I get why this happens. When you first discover that a frontier model can do all of these things, the temptation is to just... let it. It’s smart enough. It handles everything. Why think harder?
But this is the part where I have to be direct: this is a really expensive way to solve simple problems.
Imagine hiring a neurosurgeon to give you a band-aid. Technically, they can do it. But it doesn’t make any sense — for your budget, for their time, or for the system you’re trying to build.
That’s what it looks like when you route a simple content classification task through a trillion-parameter model.
The Formula 1 Car Analogy
I keep coming back to this comparison: running Opus 4.8 on everything is like using a Formula 1 car to drive to the grocery store.
The car is spectacular. It goes from 0 to 300 km/h in seconds. The engineering is extraordinary. But it burns through fuel at an insane rate, you can’t park it anywhere, it’s not built for stop-and-go traffic, and you’re dramatically over-specced for a 10-minute trip across town.
Most AI tasks are grocery store trips.
And the teams that are genuinely winning with AI right now have figured this out. They’re not asking “what’s the most powerful model we can use?” They’re asking: “What is the minimum capability we need to solve this problem well?”
That’s a fundamentally different question. And it leads to a very different architecture.
What a Smarter Model Portfolio Actually Looks Like
When you start thinking this way, you stop thinking of AI as a single tool and start thinking of it as a layered system. Different models for different jobs.
Here’s a rough mental model I use:
Small, fast models — things like Claude Haiku or a fine-tuned open-source 7B model — are perfect for high-volume, repetitive tasks where speed and cost matter more than nuanced reasoning. Classifying support tickets. Extracting structured data from a form. Flagging content for review. You run millions of these a day, and you want them cheap and instant.
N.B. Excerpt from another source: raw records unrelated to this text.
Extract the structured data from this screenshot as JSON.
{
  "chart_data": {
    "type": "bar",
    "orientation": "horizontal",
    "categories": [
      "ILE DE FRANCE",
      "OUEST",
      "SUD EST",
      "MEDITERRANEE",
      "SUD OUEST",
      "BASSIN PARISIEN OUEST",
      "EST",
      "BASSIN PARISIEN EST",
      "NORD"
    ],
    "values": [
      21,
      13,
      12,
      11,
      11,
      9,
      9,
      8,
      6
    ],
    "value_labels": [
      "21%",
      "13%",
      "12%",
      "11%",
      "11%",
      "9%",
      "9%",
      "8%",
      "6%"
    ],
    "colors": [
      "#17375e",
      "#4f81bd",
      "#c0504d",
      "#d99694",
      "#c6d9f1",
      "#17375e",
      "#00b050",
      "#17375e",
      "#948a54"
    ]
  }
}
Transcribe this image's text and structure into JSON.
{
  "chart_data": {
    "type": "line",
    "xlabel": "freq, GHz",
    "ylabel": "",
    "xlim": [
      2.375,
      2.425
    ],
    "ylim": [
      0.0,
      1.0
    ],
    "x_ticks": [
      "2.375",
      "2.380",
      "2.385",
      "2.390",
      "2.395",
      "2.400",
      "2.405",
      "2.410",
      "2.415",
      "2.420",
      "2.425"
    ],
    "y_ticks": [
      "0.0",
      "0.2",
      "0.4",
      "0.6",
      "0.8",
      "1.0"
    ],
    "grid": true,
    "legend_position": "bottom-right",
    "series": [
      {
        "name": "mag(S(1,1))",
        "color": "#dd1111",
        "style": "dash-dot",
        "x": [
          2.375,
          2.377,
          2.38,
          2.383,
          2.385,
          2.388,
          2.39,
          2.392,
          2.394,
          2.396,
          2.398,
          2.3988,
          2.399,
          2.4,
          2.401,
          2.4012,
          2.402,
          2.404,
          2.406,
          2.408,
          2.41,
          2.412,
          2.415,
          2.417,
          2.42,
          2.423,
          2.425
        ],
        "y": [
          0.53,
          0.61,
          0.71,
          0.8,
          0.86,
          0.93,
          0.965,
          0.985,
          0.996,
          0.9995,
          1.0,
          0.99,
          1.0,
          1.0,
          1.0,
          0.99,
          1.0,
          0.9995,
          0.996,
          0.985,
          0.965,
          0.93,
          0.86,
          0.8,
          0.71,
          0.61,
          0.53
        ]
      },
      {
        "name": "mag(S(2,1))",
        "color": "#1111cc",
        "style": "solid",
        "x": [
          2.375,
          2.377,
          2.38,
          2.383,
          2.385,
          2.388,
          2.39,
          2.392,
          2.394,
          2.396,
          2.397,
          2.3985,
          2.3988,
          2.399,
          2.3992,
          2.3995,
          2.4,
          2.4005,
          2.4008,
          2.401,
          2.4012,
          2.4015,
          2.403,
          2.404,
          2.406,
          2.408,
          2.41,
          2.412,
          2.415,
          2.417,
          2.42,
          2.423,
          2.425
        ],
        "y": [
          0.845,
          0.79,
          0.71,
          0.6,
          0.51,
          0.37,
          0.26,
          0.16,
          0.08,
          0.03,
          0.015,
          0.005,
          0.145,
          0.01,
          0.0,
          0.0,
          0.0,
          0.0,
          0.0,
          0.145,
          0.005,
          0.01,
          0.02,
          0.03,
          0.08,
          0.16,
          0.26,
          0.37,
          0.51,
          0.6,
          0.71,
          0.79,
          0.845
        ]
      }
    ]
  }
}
Mid-tier models — Sonnet, GPT-4o-mini, and their equivalents — handle the bulk of the work that actually requires some intelligence. Drafting responses, answering moderately complex questions, generating and explaining code, summarizing long documents. This is where most of your production AI workload probably lives.
Frontier models — Opus 4.8, GPT-5, Gemini Ultra — are genuinely transformative for hard problems. Complex multi-step reasoning. Sophisticated code architecture. Deep analysis. Novel problem-solving. Tasks where being 10% better actually changes the outcome in a meaningful way.
The key insight is: most of your tasks are not frontier tasks.
And when you design your system to match the model to the task, something magical happens — your costs drop dramatically, your latency gets faster, and your system becomes more predictable and reliable. Not despite using smaller models. Because of it.
The Real Takeaway
I started this with a silly question about Mac Minis, but the answer points at something I think matters a lot right now.
We’re in a moment where AI capability is accelerating faster than most people’s ability to think clearly about when and how to use it. The default behavior is to throw the biggest model at every problem and call it a day. And I understand why — it’s fast, it works well enough, and it avoids the harder thinking.
But the teams building AI systems that will actually scale — that will still make sense economically in 12 months, that will perform reliably under real production load — those teams are doing the harder work of understanding their tasks deeply and matching the right tool to each one.
You don’t need 200 Mac Minis.
You need the right model, in the right place, doing the right job.